Example 1 shows the cell viability of the low molecular weight cocoon polyphenol (柿 polyphenol (L)) of the present invention and the antioxidant power of the polymer cocoon polyphenol (柿 polyphenol (H)) before the low molecular weight treatment. It is a comparison. Specifically, 200 μL of a cell suspension (DMEM / F-12 culture solution) in which porcine kidney epithelial cells (LLC-PK ₁ ) are suspended at a concentration of 2 × 10 ⁴ cells / mL is seeded in a 96-well plate. For 24 hours. Thereafter, 5 mM glucose was added to the culture solution of porcine kidney epithelial cells (LLC-PK ₁ ), and further cultured for 24 hours. Subsequently, 5 mM glucose or 30 mM glucose and 5 μg / mL or 10 μg / mL high molecular or low molecular weight sputum polyphenol were added and cultured for 24 hours, and the cell viability was measured by the MTT method.

  As a result, as shown in FIG. 1, high-concentration 30 mM glucose treatment showed cytotoxicity that cell viability was reduced by 17% compared to 5 mM glucose treatment group. Then, cell viability recovered respectively. Further, with 10 μg / mL of low molecular weight polyphenol (L), the cell viability recovered to a level close to that of the 5 mM glucose treatment group.

In Example 2, morphological examination of porcine kidney epithelial cells (LLC-PK ₁ ) was performed. Specifically, 6 cell suspensions of cells suspended at a concentration of 2 × 10 ⁴ cells / mL were used. 2 mL was inoculated on the plate, cultured in the same manner as in Example 1 below, and photographed under a microscope.

  As a result, cells were morphologically changed by treatment with a high concentration of 30 mM glucose, but 10 μg / mL of low molecular weight polyphenol (L) suppressed the morphological changes of cells due to high concentration of glucose.
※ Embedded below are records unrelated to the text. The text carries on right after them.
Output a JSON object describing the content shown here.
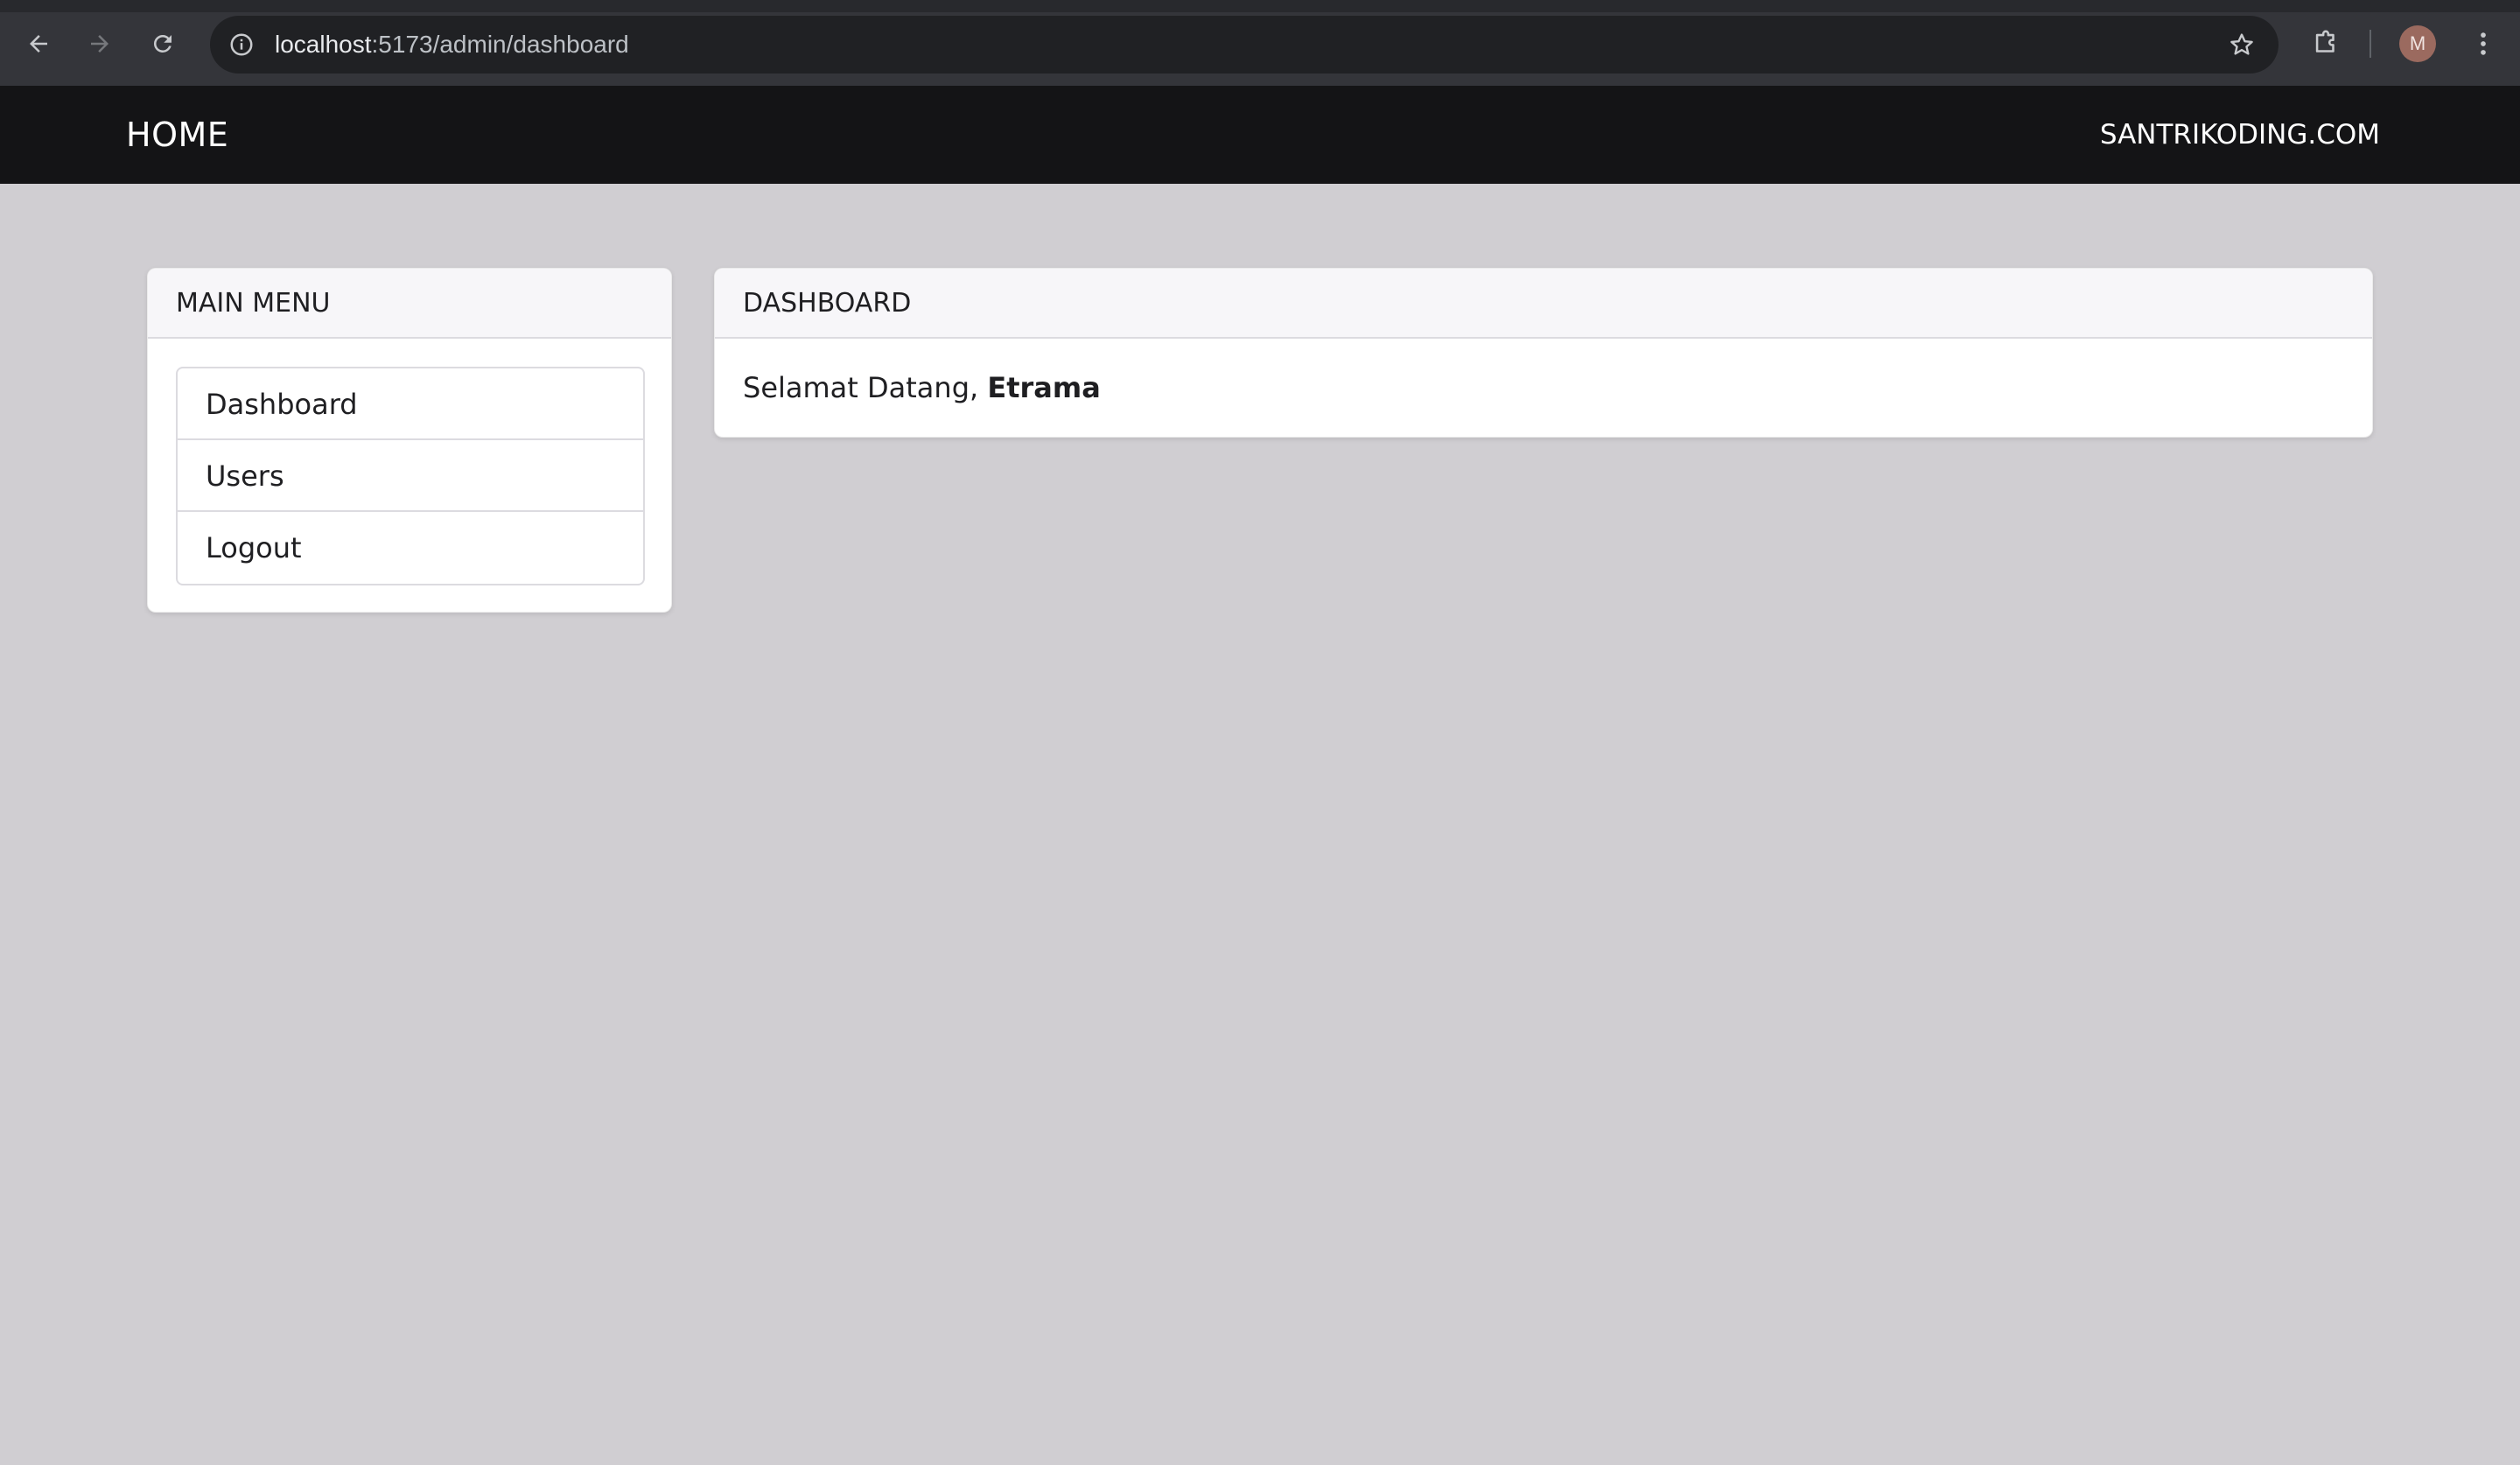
{
  "browser": {
    "url_host": "localhost",
    "url_path": ":5173/admin/dashboard",
    "avatar_letter": "M",
    "icons": [
      "back-arrow-icon",
      "forward-arrow-icon",
      "reload-icon",
      "site-info-icon",
      "bookmark-star-icon",
      "extensions-icon",
      "more-menu-icon"
    ]
  },
  "navbar": {
    "brand": "HOME",
    "right_link": "SANTRIKODING.COM"
  },
  "sidebar": {
    "title": "MAIN MENU",
    "items": [
      {
        "label": "Dashboard"
      },
      {
        "label": "Users"
      },
      {
        "label": "Logout"
      }
    ]
  },
  "dashboard": {
    "title": "DASHBOARD",
    "greeting": "Selamat Datang,",
    "username": "Etrama"
  },
  "colors": {
    "page_bg": "#d0ced2",
    "navbar_bg": "#141416",
    "card_bg": "#ffffff",
    "card_header_bg": "#f7f6f9"
  }
}
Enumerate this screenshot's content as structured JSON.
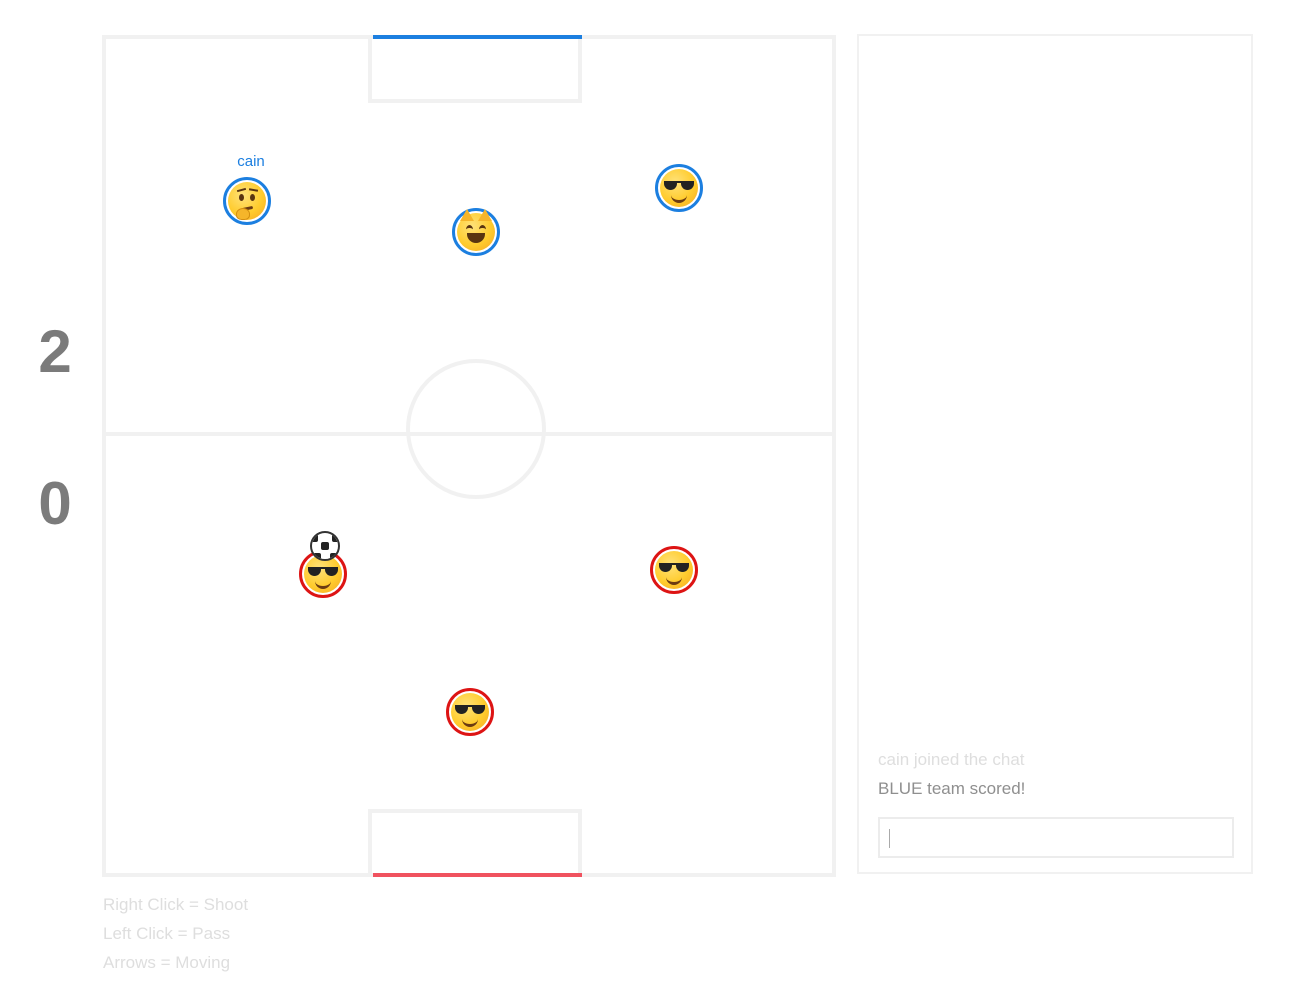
{
  "scoreboard": {
    "blue": "2",
    "red": "0"
  },
  "colors": {
    "blue_team": "#1c7fe0",
    "red_team": "#dd1414",
    "field_lines": "#f1f1f1",
    "score_text": "#7b7b7b"
  },
  "players": {
    "current": {
      "name": "cain",
      "team": "blue",
      "icon": "thinking-face-icon"
    },
    "blue": [
      "thinking-face-icon",
      "grinning-cat-icon",
      "sunglasses-face-icon"
    ],
    "red": [
      "sunglasses-face-icon",
      "sunglasses-face-icon",
      "sunglasses-face-icon"
    ]
  },
  "ball": {
    "icon": "soccer-ball-icon"
  },
  "chat": {
    "messages": [
      "cain joined the chat",
      "BLUE team scored!"
    ],
    "input_value": ""
  },
  "controls_help": [
    "Right Click = Shoot",
    "Left Click = Pass",
    "Arrows = Moving"
  ]
}
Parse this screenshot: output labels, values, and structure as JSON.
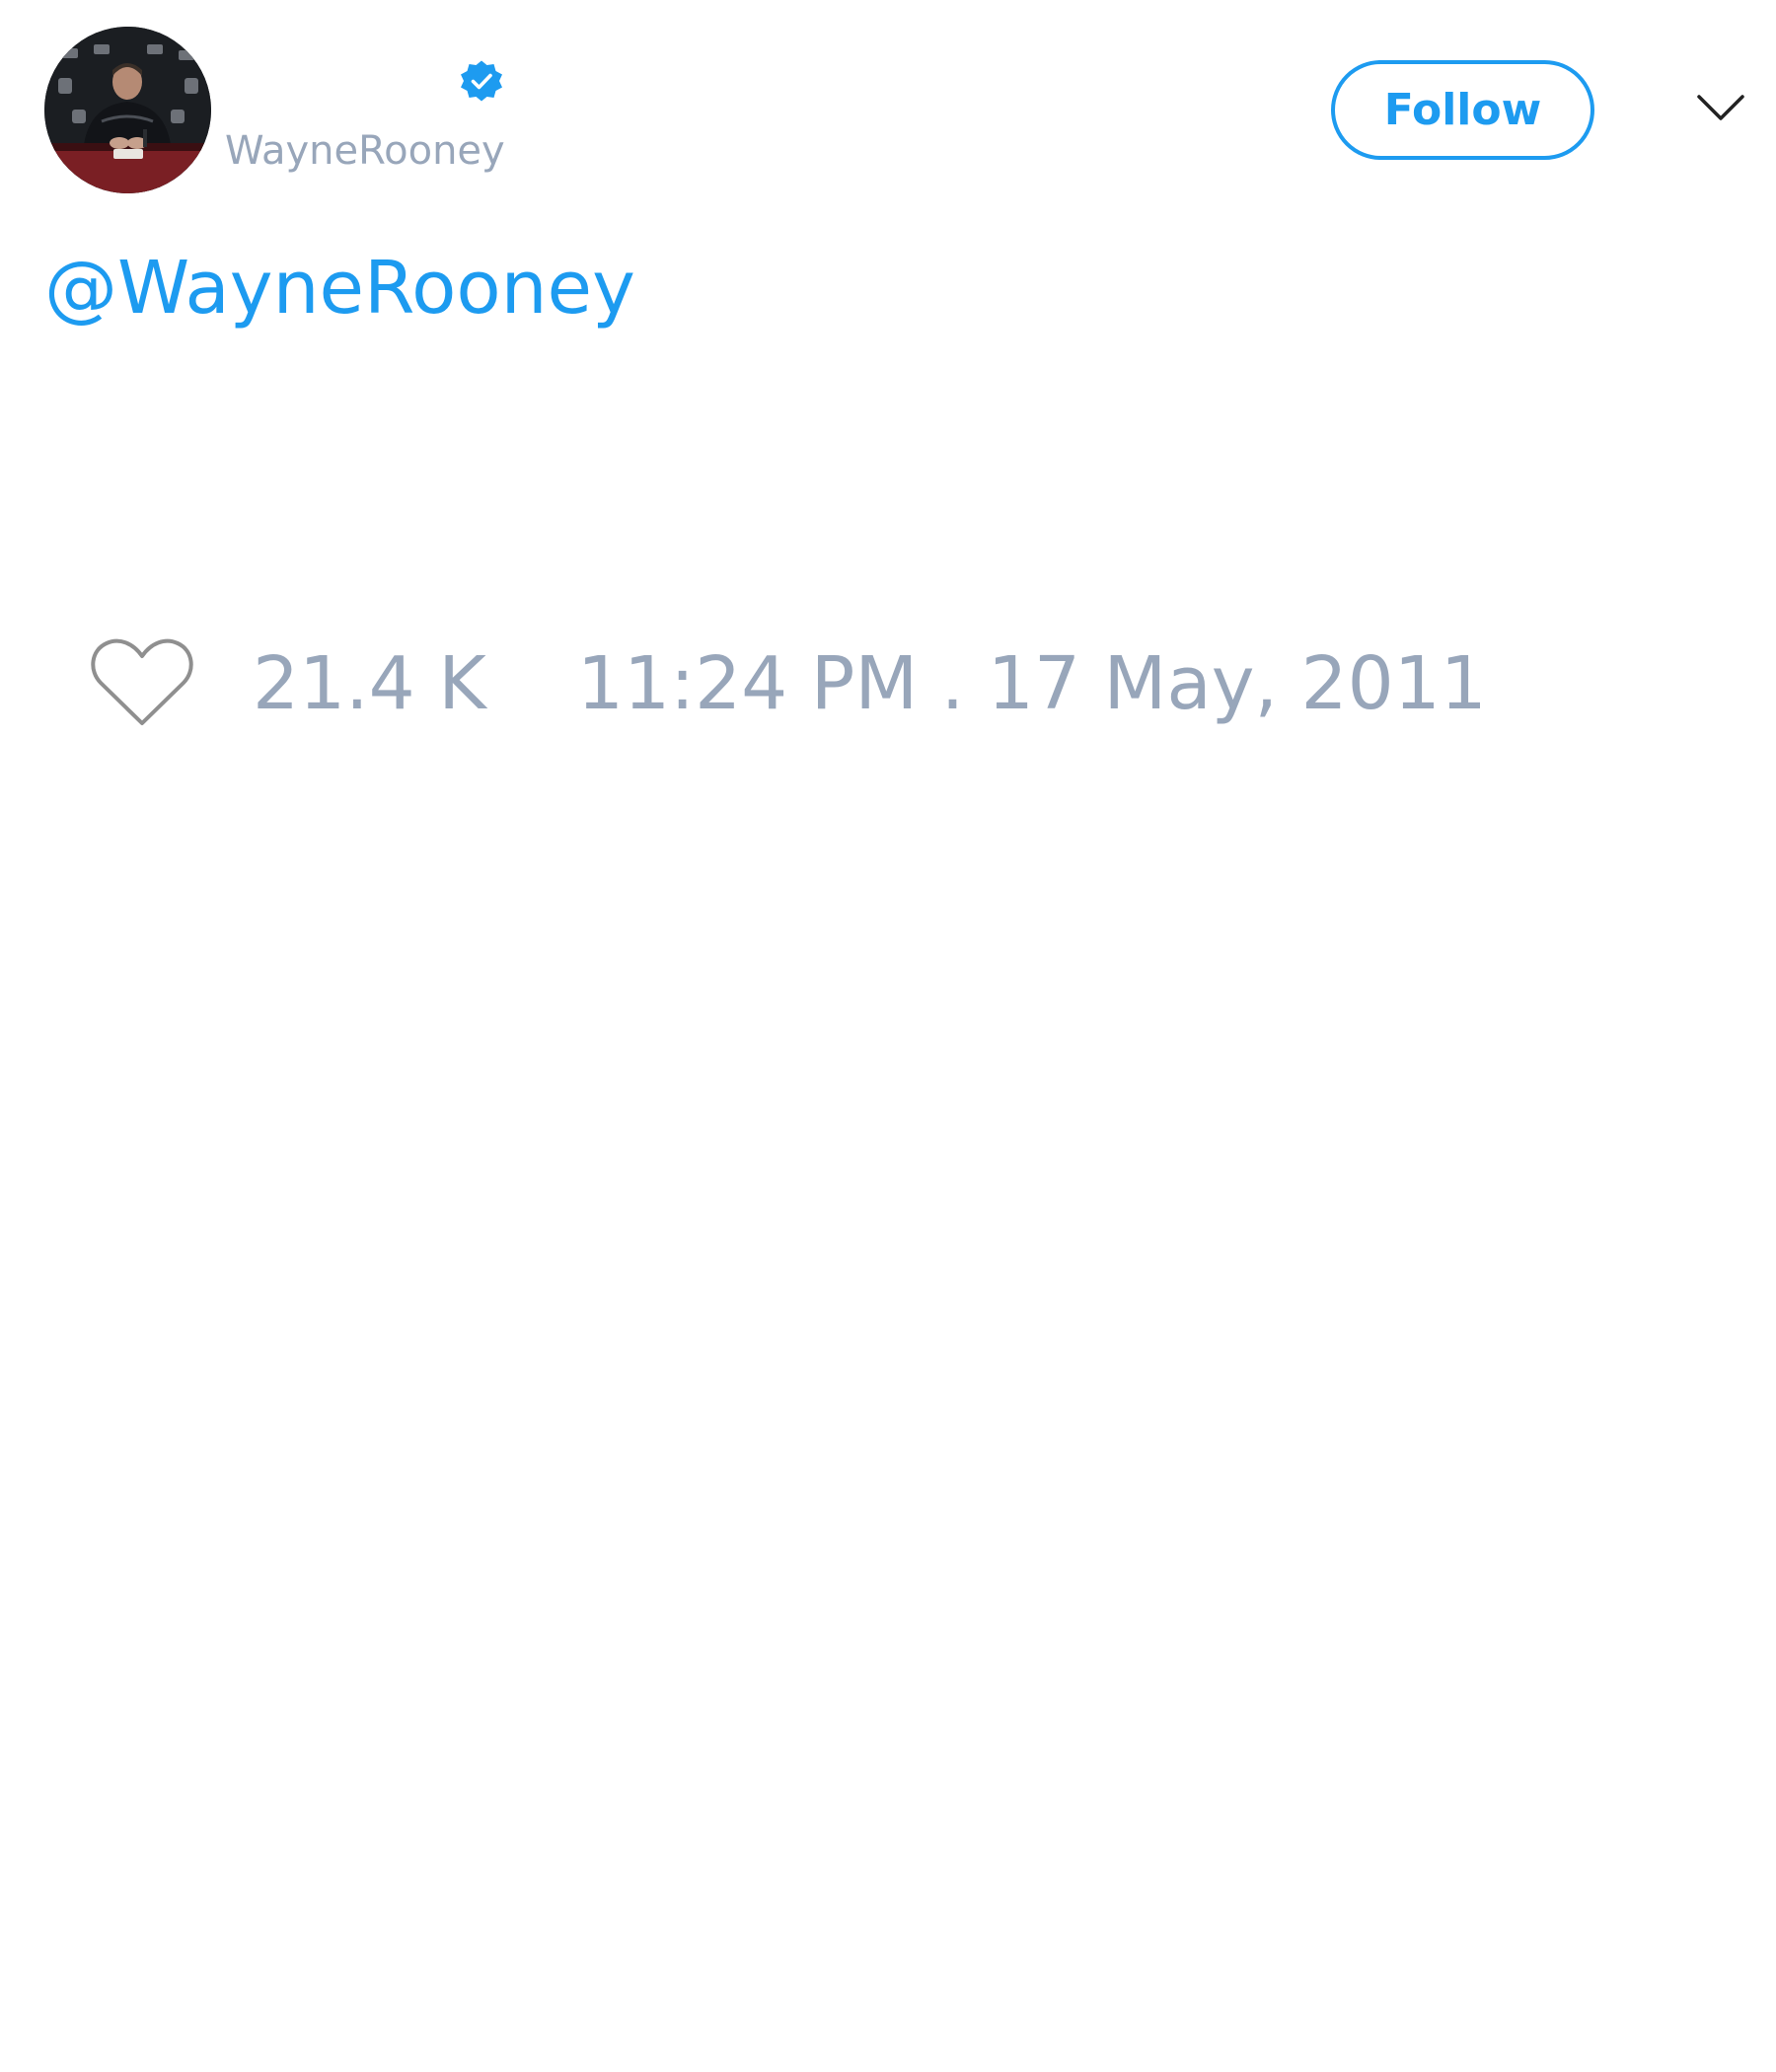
{
  "header": {
    "handle": "WayneRooney",
    "verified": true,
    "follow_label": "Follow"
  },
  "tweet": {
    "mention": "@WayneRooney"
  },
  "footer": {
    "like_count": "21.4 K",
    "timestamp": "11:24 PM . 17 May, 2011"
  },
  "icons": {
    "verified": "verified-badge-icon",
    "menu": "chevron-down-icon",
    "like": "heart-outline-icon"
  },
  "colors": {
    "accent": "#1d9bf0",
    "muted_text": "#98a6ba",
    "icon_gray": "#8f8f8f",
    "background": "#ffffff"
  }
}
Example 3 shows a low molecular weight soot polyphenol (soot polyphenol (L)), a polymer soot polyphenol (soot polyphenol (H)), and a comparative sample of nitric oxide (NO) which is a kind of active oxygen species. It is a comparison of the inhibitory effect on generation. Specifically, 200 μL of a cell suspension in which porcine kidney epithelial cells (LLC-PK ₁ ) were suspended at a concentration of 2 × 10 ⁴ cells / mL was seeded in a 96-well plate and pre-cultured for 24 hours. Then, 5 mM glucose was added to the culture solution of LLC-PK ₁ cell, and further cultured for 24 hours. Next, 5 mM glucose or 30 mM glucose, 5 μg / mL or 10 μg / mL high molecular or low molecular weight salmon polyphenols and a comparative sample were added and incubated for 24 hours, followed by grease reagent (0.1% N (-1-naphtyl) ethylendiamine). , 1% sulfanilamide, 2.5% H ₃ PO ₄ ), and after incubation at room temperature for 5 minutes, the absorbance at 540 nm was measured with a microplate reader and converted to a nitric oxide (NO) concentration. Comparative sample 1 is astaxanthin, which is said to have the strongest antioxidant among carotenoids, comparative sample 2 is a grape seed extract (Gravinol (registered trademark)) containing a high concentration of proanthocyanidins, and comparative sample 3 is French. Polyphenols (Pycnogenol (registered trademark)) obtained from pine bark that can be taken in coastal areas.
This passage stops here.